Danforth to celebrate ‘Happy Days’

13 years ago

    DANFORTH, Maine — Festivals happen in every community throughout the summer, so it takes something, or someone, special to set one town’s celebration apart from others.
    For Danforth, that someone is April Doane. Organizer of the Danforth Summerfest for the past two summers, Doane has helped revitalize a festival that was all but dead until 2009 when Doane helped resurrect the annual event with Jen Gillman.
This year’s festival runs Friday, July 27-Sunday, July 29 and features a number of new events. A “Movie in the Park” night has been added with the purchase of a screen and projector to recreate the feel of an old drive-in movie in the town park. In the event of rain, the movie will be shown inside the town hall.
Other new events this year include a chili cookoff; 3-on-3 basketball, volleyball and horseshoe tourneys; disc ball piñatas; a giant bowling ball contest; and sock hop.
Coming up with interesting themes for the celebration was a wrinkle Doane added three years ago. Two years ago, the theme was “Old-Time Memories,” featuring items from the pioneer days of covered wagons. Last year, it was a Hawaiian Luau with grass skirts and coconut bras.
The year, expect to see a lot of leather jackets and poodle skirts as the theme will be the 1950s “greaser “era, drawing heavily upon the movie “Grease” and the television show “Happy Days.”
“We try to come up with different things each year,” Doane said. “A lot of people come and hang out for the whole day, so we try to spread things out as much as possible.”
Eastern Maine Electric Company is holding its annual meeting on Saturday, July 28 at East Grand High School. To mark the event, the company will have a barbecue luncheon at the school grounds, complete with children’s games and clowns.
While she is uncertain if she will continue with Summerfest beyond this year, Doane said there has been some thought given to future themes.
“A lot of people have suggested we could do a Halloween theme,” she said. “I know in years past they did a Christmas theme.
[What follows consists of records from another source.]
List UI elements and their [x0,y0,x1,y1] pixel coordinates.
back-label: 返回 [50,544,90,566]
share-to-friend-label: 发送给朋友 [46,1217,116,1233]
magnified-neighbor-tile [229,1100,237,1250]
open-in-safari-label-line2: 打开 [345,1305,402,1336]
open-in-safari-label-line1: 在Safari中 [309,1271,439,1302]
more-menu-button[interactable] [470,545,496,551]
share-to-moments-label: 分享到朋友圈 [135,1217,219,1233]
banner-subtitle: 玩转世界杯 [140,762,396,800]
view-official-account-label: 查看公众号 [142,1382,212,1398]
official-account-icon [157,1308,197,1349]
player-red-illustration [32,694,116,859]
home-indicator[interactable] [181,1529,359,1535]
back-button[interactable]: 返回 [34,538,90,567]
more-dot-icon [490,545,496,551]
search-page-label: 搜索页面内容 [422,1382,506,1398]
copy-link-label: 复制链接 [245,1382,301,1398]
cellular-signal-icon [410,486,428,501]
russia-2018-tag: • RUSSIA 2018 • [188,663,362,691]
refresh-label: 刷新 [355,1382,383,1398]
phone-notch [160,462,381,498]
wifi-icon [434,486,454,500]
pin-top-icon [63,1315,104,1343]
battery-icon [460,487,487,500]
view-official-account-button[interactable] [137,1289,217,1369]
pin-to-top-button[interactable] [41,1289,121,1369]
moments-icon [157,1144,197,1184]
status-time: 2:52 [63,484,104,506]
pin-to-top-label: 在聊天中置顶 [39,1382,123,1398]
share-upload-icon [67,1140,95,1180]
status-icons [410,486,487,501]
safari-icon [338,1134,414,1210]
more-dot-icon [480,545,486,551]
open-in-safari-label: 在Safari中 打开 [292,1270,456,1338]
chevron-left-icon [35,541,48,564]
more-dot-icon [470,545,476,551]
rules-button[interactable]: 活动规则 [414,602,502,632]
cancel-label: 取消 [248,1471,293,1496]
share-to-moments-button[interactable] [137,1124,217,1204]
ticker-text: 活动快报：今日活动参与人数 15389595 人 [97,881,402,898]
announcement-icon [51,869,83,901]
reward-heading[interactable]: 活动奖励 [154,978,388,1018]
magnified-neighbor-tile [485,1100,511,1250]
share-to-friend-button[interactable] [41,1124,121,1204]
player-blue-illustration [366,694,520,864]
They could also do a sports theme, but I think I would like to just sit back and enjoy it.”
According to the town’s website, Danforth “got its name from Thomas Danforth who was Deputy Governor of Massachusetts from 1679-86. The first permanent settler in Danforth was Parker Tewksbury of Cornville, Maine. It is known that he was settled on land in 1830, but may have been as early as 1829. Even though lumbermen had visited the area in previous years, there is no question that Tewksbury’s log cabin, built on a site which later became known as the Morse farm, was the first permanent settlement in Danforth.”
Danforth was incorporated as a town March 17, 1860 by an act of legislation. The census of 1860, the time of Danforth’s incorporation, reported the population to be 280, and even after incorporation, the population only increased slightly with just an increase of 33 by the end of 1870. The population as of the 2000 census was 629.